Atari ST Cartridges

Intro

The Atari ST had a nice feature, a cartridge port. It allowed up to 128KB to be used as read-only memory but it was barely used by the general ‘gamer’.

There were quite a few cartridges released though, each one doing something slightly different, such as the following examples (not a full list!):

  • the Discovery cartridge by Happy Computers for reading in protected disks (amongst other uses)
  • the Multiface by Romantic Robot (which was abysmal compared to the Spectrum version)
  • Fast BASIC by Computer Concepts (used a lot by MSD / POV for calculations in his 68K code)
  • the numerous variants of the Replay sound sampling cartridges by Microdeal. They also released a video digitiser too.
  • MV-16 – as included with the BAT game by Ubisoft. The game used the cartridges extra muscle to give better background music (from memory, it’s been a while).
  • Spectre128K and SpectreGCR – Apple emulation on your Atari ST! (Preceded by the MagicSac cartridge which did the same thing)
  • Real-time clocks – although without patching the software, they all suffer from the Y2K bug!
  • Numerous MIDI cartridges and their associated software.

For the average coder, there wasn’t much to choose from. There were no development cartridges that allowed you to peek inside the memory of your Atari ST…

All change!

Then along came the Ultimate Ripper by Power Computing. What a cartridge that was. You could rip out chip music by a small selection of composers or digital SoundTracker format files. Graphics, from screenshots to internal graphics and sprites could also be found and extracted from the game or demo you were looking at.

I bought one (1991 I think) and I was impressed by it. It made music ripping (for the non-supported composers) that little bit easier. The one annoying thing was the way Ultimate Ripper moved the lower chunk of ST memory above the 1MB barrier. Code stored in the system variables etc was elsewhere. It took some getting used to, but I got used to it.

In 1992 I attended the UK demoscene coding party in Bradford, called The Great British International ST Party. Or the TGBISTP for short. This had been organised by Bilbo & Stick of Ripped Off. At this event I saw what looked to me like an Ultimate Ripper cartridge, but it had MonST running on it! This was the LLS cartridge by EGB of Automation. I joined the queue and kissed my Ultimate Ripper goodbye and the EEPROM was reprogrammed with a version of LLS.

Music ripping was a lot easier now.
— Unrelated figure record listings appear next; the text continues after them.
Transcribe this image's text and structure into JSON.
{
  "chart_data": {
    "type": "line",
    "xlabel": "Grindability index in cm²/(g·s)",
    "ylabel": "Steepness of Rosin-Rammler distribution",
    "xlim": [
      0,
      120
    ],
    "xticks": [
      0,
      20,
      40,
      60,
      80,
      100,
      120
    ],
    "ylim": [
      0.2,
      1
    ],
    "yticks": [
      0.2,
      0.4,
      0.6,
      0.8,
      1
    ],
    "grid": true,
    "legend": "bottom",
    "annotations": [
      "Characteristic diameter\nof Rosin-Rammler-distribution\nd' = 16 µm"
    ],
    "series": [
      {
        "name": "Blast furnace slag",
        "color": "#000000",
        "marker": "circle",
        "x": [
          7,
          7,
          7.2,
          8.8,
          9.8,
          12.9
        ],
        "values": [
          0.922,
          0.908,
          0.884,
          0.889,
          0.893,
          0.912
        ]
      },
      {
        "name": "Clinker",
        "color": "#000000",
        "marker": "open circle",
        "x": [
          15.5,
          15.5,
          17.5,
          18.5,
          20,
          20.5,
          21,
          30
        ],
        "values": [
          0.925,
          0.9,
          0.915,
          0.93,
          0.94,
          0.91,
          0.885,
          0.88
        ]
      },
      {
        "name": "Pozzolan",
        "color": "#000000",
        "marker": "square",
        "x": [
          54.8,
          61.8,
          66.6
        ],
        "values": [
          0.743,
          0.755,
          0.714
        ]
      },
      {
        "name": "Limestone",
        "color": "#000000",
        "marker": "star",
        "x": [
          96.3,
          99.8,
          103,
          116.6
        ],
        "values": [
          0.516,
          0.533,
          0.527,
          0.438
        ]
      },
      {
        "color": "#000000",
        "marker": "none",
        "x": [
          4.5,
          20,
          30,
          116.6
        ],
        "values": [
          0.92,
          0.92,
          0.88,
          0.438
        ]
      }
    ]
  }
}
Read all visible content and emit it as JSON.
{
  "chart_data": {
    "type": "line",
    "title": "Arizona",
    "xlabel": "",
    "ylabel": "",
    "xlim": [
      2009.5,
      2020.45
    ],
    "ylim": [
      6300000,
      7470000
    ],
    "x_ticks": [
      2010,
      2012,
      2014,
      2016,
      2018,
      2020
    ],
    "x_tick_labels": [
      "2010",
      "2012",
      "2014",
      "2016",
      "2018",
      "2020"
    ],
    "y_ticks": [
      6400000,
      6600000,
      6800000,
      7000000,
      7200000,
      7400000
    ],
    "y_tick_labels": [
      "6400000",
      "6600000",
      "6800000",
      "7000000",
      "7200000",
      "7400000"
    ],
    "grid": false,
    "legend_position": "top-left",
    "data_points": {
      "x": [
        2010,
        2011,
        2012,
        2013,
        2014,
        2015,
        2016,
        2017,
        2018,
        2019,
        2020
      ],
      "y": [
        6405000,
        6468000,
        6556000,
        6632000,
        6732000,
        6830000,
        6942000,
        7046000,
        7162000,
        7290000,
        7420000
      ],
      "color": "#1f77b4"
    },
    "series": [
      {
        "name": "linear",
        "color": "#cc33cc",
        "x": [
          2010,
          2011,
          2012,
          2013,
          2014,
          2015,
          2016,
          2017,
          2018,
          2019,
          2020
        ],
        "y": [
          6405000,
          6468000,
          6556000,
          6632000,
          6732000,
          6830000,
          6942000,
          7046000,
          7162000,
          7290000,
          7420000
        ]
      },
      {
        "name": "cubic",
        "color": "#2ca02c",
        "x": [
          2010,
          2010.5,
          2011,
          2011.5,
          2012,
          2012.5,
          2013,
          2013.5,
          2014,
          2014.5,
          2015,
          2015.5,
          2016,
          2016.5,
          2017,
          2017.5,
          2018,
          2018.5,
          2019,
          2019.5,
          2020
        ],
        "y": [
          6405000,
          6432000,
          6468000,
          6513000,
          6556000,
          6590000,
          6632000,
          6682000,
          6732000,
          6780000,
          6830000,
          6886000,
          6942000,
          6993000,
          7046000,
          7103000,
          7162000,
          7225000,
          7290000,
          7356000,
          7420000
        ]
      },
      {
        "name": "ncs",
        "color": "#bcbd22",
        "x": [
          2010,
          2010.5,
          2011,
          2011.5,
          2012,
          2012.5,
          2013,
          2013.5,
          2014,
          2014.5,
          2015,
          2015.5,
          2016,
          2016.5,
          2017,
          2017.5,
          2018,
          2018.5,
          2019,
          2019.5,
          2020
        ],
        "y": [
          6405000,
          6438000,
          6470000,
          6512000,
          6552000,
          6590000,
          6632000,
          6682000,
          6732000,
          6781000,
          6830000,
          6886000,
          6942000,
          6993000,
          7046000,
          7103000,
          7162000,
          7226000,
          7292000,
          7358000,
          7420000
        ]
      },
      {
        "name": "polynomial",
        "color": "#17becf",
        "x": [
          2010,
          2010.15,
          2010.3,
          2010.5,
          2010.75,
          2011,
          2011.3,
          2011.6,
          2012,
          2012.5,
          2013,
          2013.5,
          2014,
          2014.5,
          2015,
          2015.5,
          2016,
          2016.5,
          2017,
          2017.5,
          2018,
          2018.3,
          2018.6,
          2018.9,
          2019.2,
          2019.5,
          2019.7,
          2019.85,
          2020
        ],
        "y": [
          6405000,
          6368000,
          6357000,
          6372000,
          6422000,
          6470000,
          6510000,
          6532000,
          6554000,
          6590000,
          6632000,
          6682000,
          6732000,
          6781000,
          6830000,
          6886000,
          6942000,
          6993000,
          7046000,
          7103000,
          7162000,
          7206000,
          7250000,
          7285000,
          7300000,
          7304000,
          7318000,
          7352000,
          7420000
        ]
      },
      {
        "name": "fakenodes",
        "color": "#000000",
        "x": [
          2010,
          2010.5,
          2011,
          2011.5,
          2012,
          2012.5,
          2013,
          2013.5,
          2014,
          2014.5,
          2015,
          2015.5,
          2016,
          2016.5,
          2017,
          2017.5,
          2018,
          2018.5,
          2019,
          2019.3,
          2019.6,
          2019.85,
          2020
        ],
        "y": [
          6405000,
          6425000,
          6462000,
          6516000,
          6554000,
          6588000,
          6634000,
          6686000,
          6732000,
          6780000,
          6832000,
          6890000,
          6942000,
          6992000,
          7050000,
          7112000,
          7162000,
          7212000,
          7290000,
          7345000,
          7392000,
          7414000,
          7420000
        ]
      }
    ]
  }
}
Using the same key layout as MonST but with the ability to trace through the code anywhere that you had pressed the NMI toggle & reset button.

Cartridges Available

To help preserve these ‘special’ kinds of cartridge, I’ve put images of them in STEEM-compliant .CRT files below. I’ve lost the files once before, so I’m making sure they’re preserved from now on with my website.

LLS Cartridge by EGB – the download includes the screenshots of it running plus a “manual/introduction guide” that I wrote for it back in 2002!

An Cool’s Explorer – a similar tool but by An Cool of The Carebears. Read the text file if you want to see what keys / commands are included. Here’s the full source code too.

Ultimate Ripper v1.2 (the original one) – ripped by Zaphod Beeblebrox. The .ZIP also includes a few extra text files / tutorials on ripping non-standard music files.

Recently purchased in July 2020, is a hacked version of the Ultimate Ripper as above, but it also includes a copy of SuperMon. This combo cartridge will be dumped as soon as possible and uploaded onto this site.

In case you have an EEPROM burner lying around, you might want to read up on this old article.

August 2023 Update – Marcer’s USB stick release and Greenious have released between them almost all the cartridges that they could find. Some include the scanned in manuals as well. This page is going to need to be updated soon to play catch up!